2. Kommt der Käufer den sich aus dem Eigentumsvorbehalt ergebenen Verpflichtungen oder seinen Zahlungsverpflichtungen nicht nach, istder Verkäufer berechtigt, die sofortige Herausgabe unter Ausschluss jeglichen Zurückbehaltungsrechts zu verlangen, und zwar unbeschadet einer zwischenzeitlich eingetretenen Verjährung der Kaufpreisforderung, ohne vom Vertrag zurücktreten zu müssen. Alle durch die Zurücknahme der Ware entstehenden Kosten trägt der Käufer,

VIII. Zusatzarbeiten

1. Zusatzarbeiten sind schriftlich zu vereinbaren. Hierbei wird die Haftung des Verkäufers auf Vorsatz und grobe Fahrlässigkeit beschränkt.

VIIIa. Preisblatt

gültig ab dem 1.Jan.2015

Unser Stundensatz beträgt 89.-€ je angefangene Stunde zzgl. Mwst. (105,91.-€).

An- und Abfahrtskosten sind entfernungsabhängig. Für den Nahbereich, 20 Km im Umfeld der Standorte, berechnen wir einmalig 39.-€ zzgl. Mwst. (46,41.-€). Für weitere Entfernungen erhalten Sie Informationen in unseren Ladengeschäften.

Sie erhalten eine personalisierte Rechnung mit ausgewiesener Mehrwertsteuer.

IX. Vertragspartner

Der Kaufvertrag kommt zustande mit:

Firmenname: Bettprofi.de
Inh. Bernd Riedel

Anschrift: Ostwall 202

PLZ/Ort: 47798 Krefeld

Tel: 02151 3693669
mail: bettprofi@gmx.de

Ust.IdentNr.: DE 120403154

Sie erreichen unseren Kundendienst für Fragen, Reklamationen und Beanstandungen werktags von 9:00h bis 18:00h unter der Telefonnummer 0208 383610 sowie per E-Mail unter wbakk@gmx.de.

X. Datenschutz

Durch die Zustimmung zu unseren AGB erkennen Sie an, dass wir Ihre Daten unter Einhaltung der gesetzlichen Bestimmungen elektronisch und auf Papier aufbewahren dürfen. Sie stimmen ferner der Verwendung Ihrer Email Adresse durch ausschließlich unsere Nutzung widerruflich zu.

XI. Gerichtsstand

Der Hauptsitz des Verkäufers ist ausschließlicher Gerichtsstand.

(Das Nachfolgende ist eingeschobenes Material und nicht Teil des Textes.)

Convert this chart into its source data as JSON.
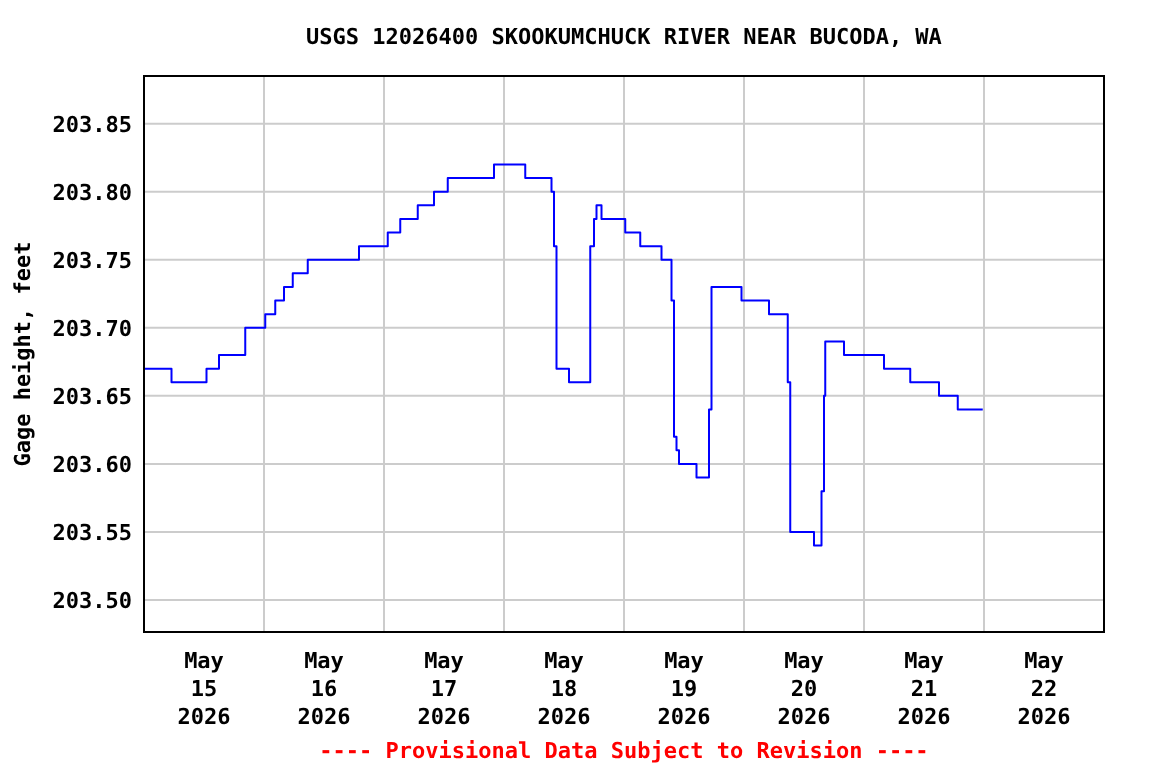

Der Hauptsitz ist die Filiale in Krefeld

XII. Schlussbestimmung

Bei Unwirksamkeit einzelner Bestimmungen dieses Vertrages wird die Gültigkeit des übrigen Vertragsinhalts nicht berührt.

XIII. Abmahnfähige Inhalte

Sollten in den AGB abmahnfähige Inhalte vorhanden sein, bitten wir vor der Abmahnung um kostenreduzierende Benachrichtigung.